Not just 'Herding Cats'- Vietnamese cannabis gangs and law enforcement
Join us for our third seminar of 2024: Not just 'Herding Cats'- Vietnamese cannabis gangs and law enforcement.
This seminar will be held as part of Social Science Week 2025.
Vietnamese-born prisoners have been considered at the highest rates among most serious offences/charges excluding Australia and New Zealand, almost drug-related offences, higher than the UK-born and Chinese-born. Appearances of Vietnamese-ethnicity groups involved, either directly or indirectly, in cultivating, manufacturing, and trading cannabis.
The illegal employment of Vietnamese 'crop-sitters' in Australia, who are employed to stay in the grow house to take care of cannabis plants, is ongoing. Based on previous empirical studies, Luong (2014, 2017, 2019, 2020) tested and clarified family ties and fellow-countrymen associations as the most prioritised forms of those Vietnamese drug trafficking networks.
Currently, many authorities are considering those Vietnamese groups in Australia to set up three levels – head (whom they organise and manage the whole process), facilitator (whom they provide spiritual or material assistance in cultivation), and crop-sitter (whom they look after cannabis plants). In contrast, the Herding Cats (dân chăn mèo in Vietnamese) – a memoir of former Vietnamese cannabis insiders, described the most insightful details of why and how dân chăn mèo arrange and design inclusive scenarios with more than three levels to survive, operate, and maintain their millionaire industry in Australia.

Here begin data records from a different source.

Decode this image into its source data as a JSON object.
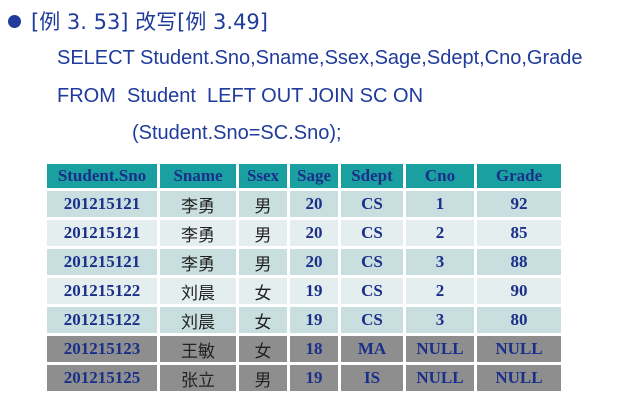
{
  "heading": "[例 3. 53] 改写[例 3.49]",
  "sql": {
    "line1": "SELECT Student.Sno,Sname,Ssex,Sage,Sdept,Cno,Grade",
    "line2": "FROM  Student  LEFT OUT JOIN SC ON",
    "line3": "(Student.Sno=SC.Sno);"
  },
  "table": {
    "headers": [
      "Student.Sno",
      "Sname",
      "Ssex",
      "Sage",
      "Sdept",
      "Cno",
      "Grade"
    ],
    "rows": [
      [
        "201215121",
        "李勇",
        "男",
        "20",
        "CS",
        "1",
        "92"
      ],
      [
        "201215121",
        "李勇",
        "男",
        "20",
        "CS",
        "2",
        "85"
      ],
      [
        "201215121",
        "李勇",
        "男",
        "20",
        "CS",
        "3",
        "88"
      ],
      [
        "201215122",
        "刘晨",
        "女",
        "19",
        "CS",
        "2",
        "90"
      ],
      [
        "201215122",
        "刘晨",
        "女",
        "19",
        "CS",
        "3",
        "80"
      ],
      [
        "201215123",
        "王敏",
        "女",
        "18",
        "MA",
        "NULL",
        "NULL"
      ],
      [
        "201215125",
        "张立",
        "男",
        "19",
        "IS",
        "NULL",
        "NULL"
      ]
    ]
  },
  "colors": {
    "text": "#1f3b9c",
    "header_bg": "#1aa0a0",
    "row_light": "#e4eeee",
    "row_dark": "#c9dede",
    "row_null": "#8e8e8e"
  }
}
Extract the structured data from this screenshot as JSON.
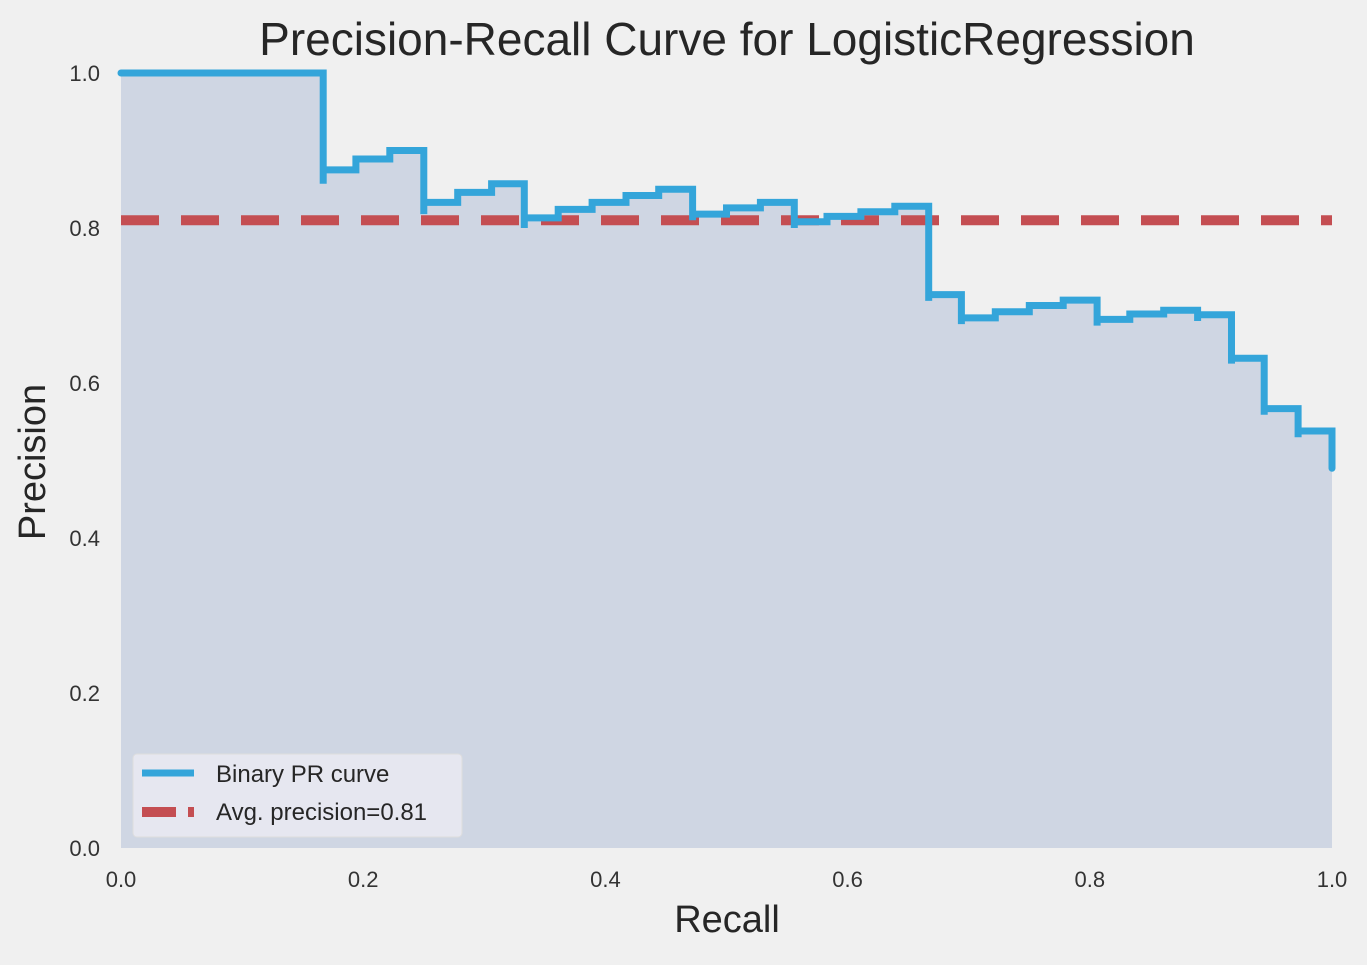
{
  "chart_data": {
    "type": "line",
    "title": "Precision-Recall Curve for LogisticRegression",
    "xlabel": "Recall",
    "ylabel": "Precision",
    "xlim": [
      0.0,
      1.0
    ],
    "ylim": [
      0.0,
      1.0
    ],
    "xticks": [
      "0.0",
      "0.2",
      "0.4",
      "0.6",
      "0.8",
      "1.0"
    ],
    "yticks": [
      "0.0",
      "0.2",
      "0.4",
      "0.6",
      "0.8",
      "1.0"
    ],
    "grid": false,
    "legend_position": "lower-left",
    "series": [
      {
        "name": "Binary PR curve",
        "style": "step",
        "color": "#34a5da",
        "fill_color": "#cfd6e3",
        "points": [
          [
            0.0,
            1.0
          ],
          [
            0.167,
            1.0
          ],
          [
            0.167,
            0.857
          ],
          [
            0.167,
            0.875
          ],
          [
            0.194,
            0.875
          ],
          [
            0.194,
            0.889
          ],
          [
            0.222,
            0.889
          ],
          [
            0.222,
            0.9
          ],
          [
            0.25,
            0.9
          ],
          [
            0.25,
            0.818
          ],
          [
            0.25,
            0.833
          ],
          [
            0.278,
            0.833
          ],
          [
            0.278,
            0.846
          ],
          [
            0.306,
            0.846
          ],
          [
            0.306,
            0.857
          ],
          [
            0.333,
            0.857
          ],
          [
            0.333,
            0.8
          ],
          [
            0.333,
            0.813
          ],
          [
            0.361,
            0.813
          ],
          [
            0.361,
            0.824
          ],
          [
            0.389,
            0.824
          ],
          [
            0.389,
            0.833
          ],
          [
            0.417,
            0.833
          ],
          [
            0.417,
            0.842
          ],
          [
            0.444,
            0.842
          ],
          [
            0.444,
            0.85
          ],
          [
            0.472,
            0.85
          ],
          [
            0.472,
            0.81
          ],
          [
            0.472,
            0.818
          ],
          [
            0.5,
            0.818
          ],
          [
            0.5,
            0.826
          ],
          [
            0.528,
            0.826
          ],
          [
            0.528,
            0.833
          ],
          [
            0.556,
            0.833
          ],
          [
            0.556,
            0.8
          ],
          [
            0.556,
            0.808
          ],
          [
            0.583,
            0.808
          ],
          [
            0.583,
            0.815
          ],
          [
            0.611,
            0.815
          ],
          [
            0.611,
            0.821
          ],
          [
            0.639,
            0.821
          ],
          [
            0.639,
            0.828
          ],
          [
            0.667,
            0.828
          ],
          [
            0.667,
            0.706
          ],
          [
            0.667,
            0.714
          ],
          [
            0.694,
            0.714
          ],
          [
            0.694,
            0.676
          ],
          [
            0.694,
            0.684
          ],
          [
            0.722,
            0.684
          ],
          [
            0.722,
            0.692
          ],
          [
            0.75,
            0.692
          ],
          [
            0.75,
            0.7
          ],
          [
            0.778,
            0.7
          ],
          [
            0.778,
            0.707
          ],
          [
            0.806,
            0.707
          ],
          [
            0.806,
            0.674
          ],
          [
            0.806,
            0.682
          ],
          [
            0.833,
            0.682
          ],
          [
            0.833,
            0.689
          ],
          [
            0.861,
            0.689
          ],
          [
            0.861,
            0.694
          ],
          [
            0.889,
            0.694
          ],
          [
            0.889,
            0.68
          ],
          [
            0.889,
            0.688
          ],
          [
            0.917,
            0.688
          ],
          [
            0.917,
            0.625
          ],
          [
            0.917,
            0.632
          ],
          [
            0.944,
            0.632
          ],
          [
            0.944,
            0.559
          ],
          [
            0.944,
            0.567
          ],
          [
            0.972,
            0.567
          ],
          [
            0.972,
            0.53
          ],
          [
            0.972,
            0.538
          ],
          [
            1.0,
            0.538
          ],
          [
            1.0,
            0.49
          ]
        ]
      },
      {
        "name": "Avg. precision=0.81",
        "style": "dashed",
        "color": "#c44e52",
        "y": 0.81
      }
    ]
  }
}
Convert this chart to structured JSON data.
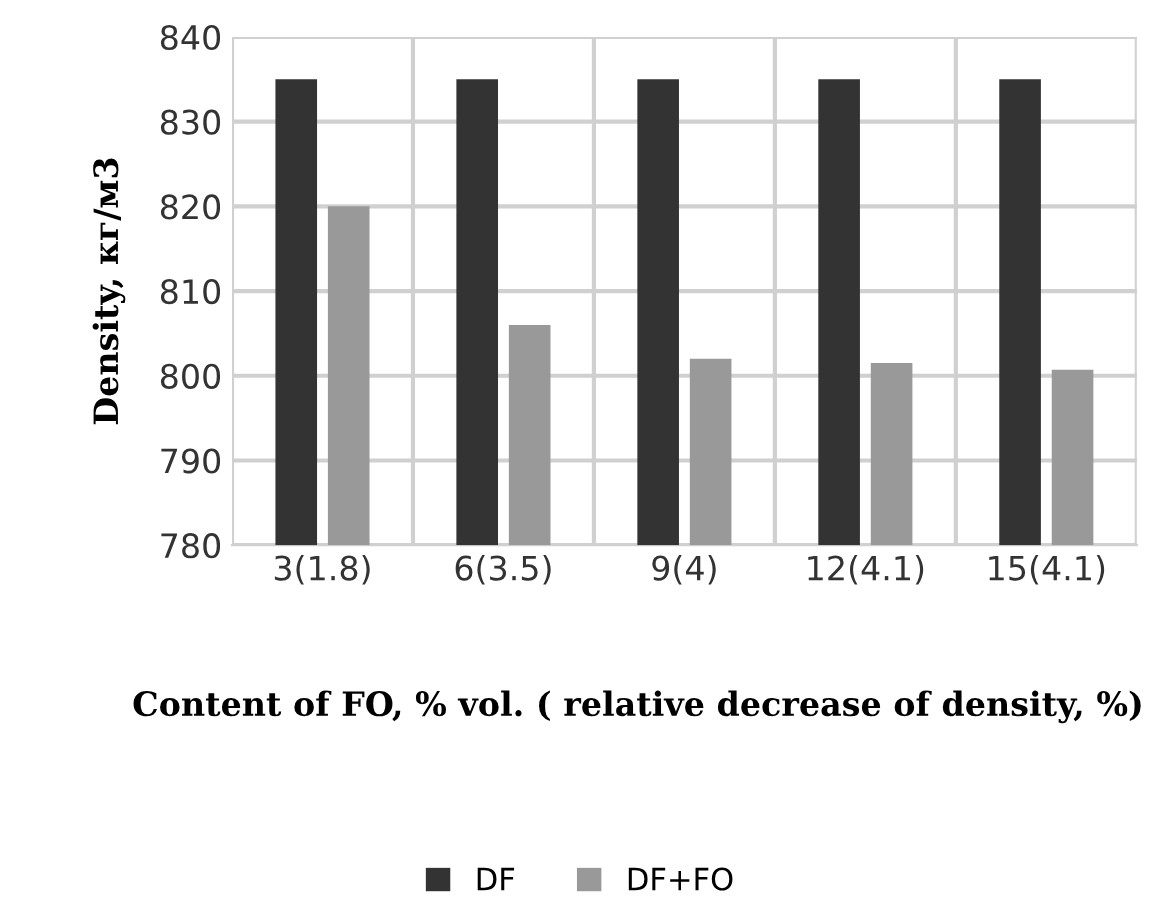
{
  "chart_data": {
    "type": "bar",
    "xlabel": "Content of FO, % vol. ( relative decrease of density, %)",
    "ylabel": "Density, кг/м3",
    "categories": [
      "3(1.8)",
      "6(3.5)",
      "9(4)",
      "12(4.1)",
      "15(4.1)"
    ],
    "series": [
      {
        "name": "DF",
        "color": "#333333",
        "values": [
          835,
          835,
          835,
          835,
          835
        ]
      },
      {
        "name": "DF+FO",
        "color": "#999999",
        "values": [
          820,
          806,
          802,
          801.5,
          800.7
        ]
      }
    ],
    "ylim": [
      780,
      840
    ],
    "yticks": [
      780,
      790,
      800,
      810,
      820,
      830,
      840
    ],
    "grid": true,
    "legend": "bottom"
  }
}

My current study uses triangulated qualitative methods to collect and analyse data, including content analysis from a court/tribunal statement, a former Vietnamese cannabis crop-sitter memoir, and an in-depth interview with this author. The findings unveil 1) the trend and pattern of Vietnamese cannabis gangs, 2) the structure of those groups, and 3) the modus operandi to avoid law enforcement monitors.
Guest Speaker: Dr Hai Luong
Dr Hai Luong is a lecturer in criminology at the School of Criminology and Criminal Justice, Griffith University. Dr Luong is also a member of the Global Initiative Network's Expert against Transnational Organized Crime (GI TOC) and a senior researcher and chair of the Asian Drug Crime Research Committee at the Institute for Asian Crime and Security (IACS).
He has a Bachelor of Law (Criminal Investigation) and has spent twenty years researching and teaching in police institutions across the mainland Southeast Asian region, particularly in Vietnam. In 2010, as one of the new emergent scholars for the Australian Development Scholarship in non-traditional security threat fields, he was awarded a full scholarship to gain a master’s degree (Transnational Crime Prevention) at the University of Wollongong before achieving a PhD (Criminology) in 2017 at RMIT University.
As a member of the Asian Regional Law Enforcement Management Program (ARLEMP), funded by the Australian Federal Police and hosted by the Ministry of Public Security of Vietnam and RMIT Hanoi, he contributed to building a comprehensive connection among law enforcement agencies, policymakers, and academia across Asian countries to prevent and combat serious and transnational crimes since 2005. His interests include cybercrime, policing in cybercrime/cybersecurity, drug trafficking, migrant smuggling, human trafficking, police training, and transnational criminal law matters. His latest book 'Transnational Drug Trafficking across the Vietnam and Laos Border' was published by Palgrave Macmillan in 2019.
He has also published several papers in various academic journals (Asian Survey; Journal of Crime and Justice; International Journal of Cyber Criminology; International Journal of Drug Policy; Policing and Society; International Journal of Crime, Justice and Social Democracy; and Trends in Organized Crime, among others). In 2020, he was awarded the Young Asian Criminologists from the Asian Criminological Society (ASC).
This seminar is part of the Translational Criminology Seminar Series, hosted by the Crime and Security Science Research Group, Faculty of Arts & Social Sciences, University of Technology Sydney.